There are no minor releases, there are no major releases - there is only
a decimal version number that increments by 0.1 per release.

> Now threatening the breaking change, even possibly attaching a date to it,
> that creates the sort of pressure that actually does get servers upgraded.

That's effectively what we're doing. Approximately 0% of the
administrators of ancient Cisco devices will compile OpenSSH themselves
and even fewer read our release notes, so us turning off v.1 support is
the best way to publicise a change that is long overdue.

So please, go and tell the world how terrible we are and make as much
noise as possible :)

The source releases we make sit at the beginning of a very slow upgrade
pipe - your own numbers demonstrate that clearly. Ubuntu don't have
an LTS scheduled this year and Redhat (probably the worst offender at
keeping ancient OpenSSH on the Internet) haven't even announced their
next RHEL.

> Two questions:
> 
> 1) What is the worst known SSHv1 attack right now?

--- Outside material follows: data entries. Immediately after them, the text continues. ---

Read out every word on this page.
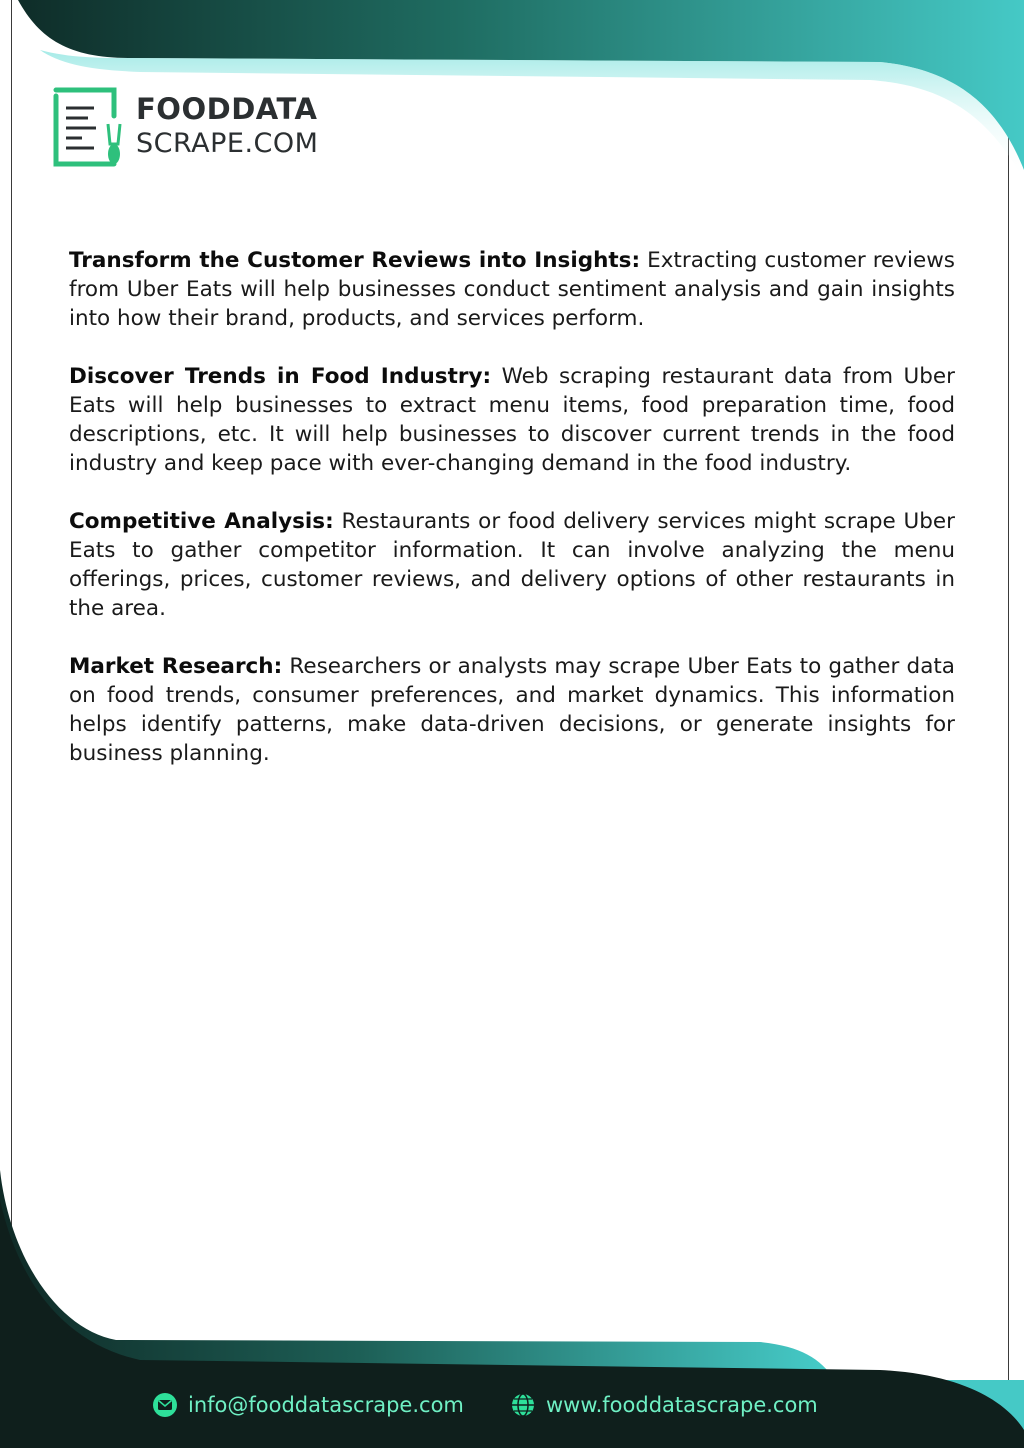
FOODDATA
SCRAPE.COM

Transform the Customer Reviews into Insights: Extracting customer reviews from Uber Eats will help businesses conduct sentiment analysis and gain insights into how their brand, products, and services perform.

Discover Trends in Food Industry: Web scraping restaurant data from Uber Eats will help businesses to extract menu items, food preparation time, food descriptions, etc. It will help businesses to discover current trends in the food industry and keep pace with ever-changing demand in the food industry.

Competitive Analysis: Restaurants or food delivery services might scrape Uber Eats to gather competitor information. It can involve analyzing the menu offerings, prices, customer reviews, and delivery options of other restaurants in the area.

Market Research: Researchers or analysts may scrape Uber Eats to gather data on food trends, consumer preferences, and market dynamics. This information helps identify patterns, make data-driven decisions, or generate insights for business planning.

info@fooddatascrape.com	www.fooddatascrape.com
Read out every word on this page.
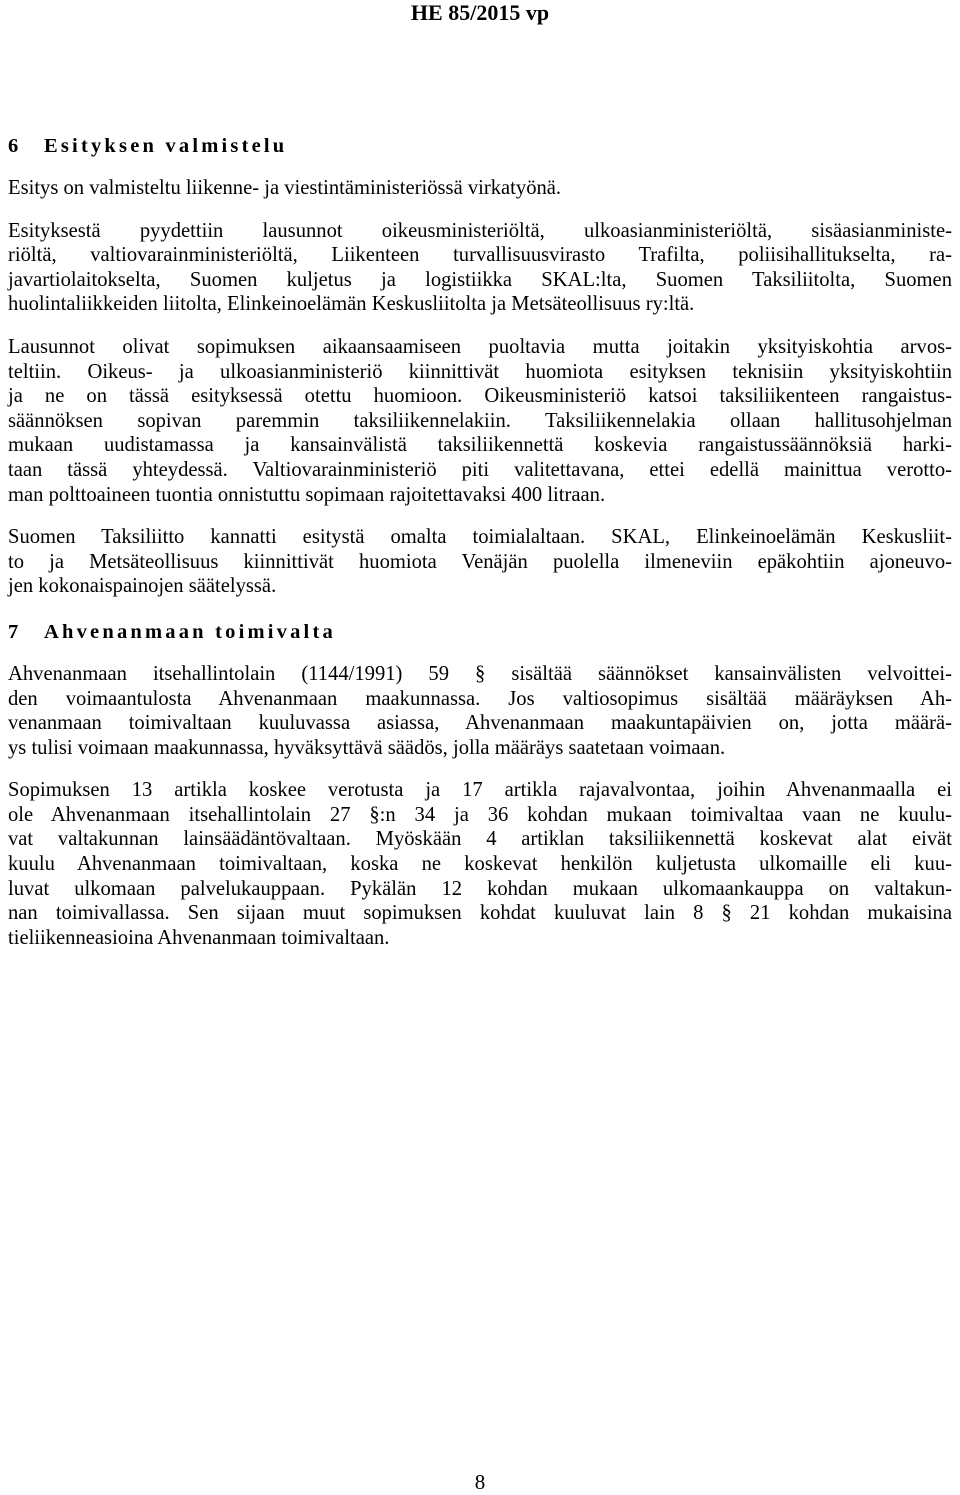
HE 85/2015 vp
6 Esityksen valmistelu
Esitys on valmisteltu liikenne- ja viestintäministeriössä virkatyönä.
Esityksestä pyydettiin lausunnot oikeusministeriöltä, ulkoasianministeriöltä, sisäasianministe-
riöltä, valtiovarainministeriöltä, Liikenteen turvallisuusvirasto Trafilta, poliisihallitukselta, ra-
javartiolaitokselta, Suomen kuljetus ja logistiikka SKAL:lta, Suomen Taksiliitolta, Suomen
huolintaliikkeiden liitolta, Elinkeinoelämän Keskusliitolta ja Metsäteollisuus ry:ltä.
Lausunnot olivat sopimuksen aikaansaamiseen puoltavia mutta joitakin yksityiskohtia arvos-
teltiin. Oikeus- ja ulkoasianministeriö kiinnittivät huomiota esityksen teknisiin yksityiskohtiin
ja ne on tässä esityksessä otettu huomioon. Oikeusministeriö katsoi taksiliikenteen rangaistus-
säännöksen sopivan paremmin taksiliikennelakiin. Taksiliikennelakia ollaan hallitusohjelman
mukaan uudistamassa ja kansainvälistä taksiliikennettä koskevia rangaistussäännöksiä harki-
taan tässä yhteydessä. Valtiovarainministeriö piti valitettavana, ettei edellä mainittua verotto-
man polttoaineen tuontia onnistuttu sopimaan rajoitettavaksi 400 litraan.
Suomen Taksiliitto kannatti esitystä omalta toimialaltaan. SKAL, Elinkeinoelämän Keskusliit-
to ja Metsäteollisuus kiinnittivät huomiota Venäjän puolella ilmeneviin epäkohtiin ajoneuvo-
jen kokonaispainojen säätelyssä.
7 Ahvenanmaan toimivalta
Ahvenanmaan itsehallintolain (1144/1991) 59 § sisältää säännökset kansainvälisten velvoittei-
den voimaantulosta Ahvenanmaan maakunnassa. Jos valtiosopimus sisältää määräyksen Ah-
venanmaan toimivaltaan kuuluvassa asiassa, Ahvenanmaan maakuntapäivien on, jotta määrä-
ys tulisi voimaan maakunnassa, hyväksyttävä säädös, jolla määräys saatetaan voimaan.
Sopimuksen 13 artikla koskee verotusta ja 17 artikla rajavalvontaa, joihin Ahvenanmaalla ei
ole Ahvenanmaan itsehallintolain 27 §:n 34 ja 36 kohdan mukaan toimivaltaa vaan ne kuulu-
vat valtakunnan lainsäädäntövaltaan. Myöskään 4 artiklan taksiliikennettä koskevat alat eivät
kuulu Ahvenanmaan toimivaltaan, koska ne koskevat henkilön kuljetusta ulkomaille eli kuu-
luvat ulkomaan palvelukauppaan. Pykälän 12 kohdan mukaan ulkomaankauppa on valtakun-
nan toimivallassa. Sen sijaan muut sopimuksen kohdat kuuluvat lain 8 § 21 kohdan mukaisina
tieliikenneasioina Ahvenanmaan toimivaltaan.
8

It's hard to say, is the use of CRC32 as a MAC worse than the baked in
use of MD5 for signatures? Both seem a bit worse than the lack of proper
PFS and the terribly weak private key format, and much worse than the
lousy cipher choice.

Basically, I wouldn't be surprised if the "some capability" against SSH
mentioned in the Bullrun documents was an ability to break v.1, at least
via active MITM.

> 2) What is the oldest build of OpenSSH you believe is safe to operate, as a
> client, and as a server?  Imagine there was a compliance bar -- where would
> you put it?

Personally, I wouldn't choose to run anything at the server that isn't
pre-auth sandboxed so >=5.9 (released 2011/09), but I'm pretty paranoid.

At the other extreme, someone (not me) could make the case that anything
with AES-CTR and DH-GEX can be configured for reasonably safe crypto
if you're willing to aggressively patch out the security bugs like the
really-long term support OS distributions do. So that's basically
anything back to 2005.

Basically, anything that I think is remotely sensible to run is capable
of protocol v.2 and uses it by default.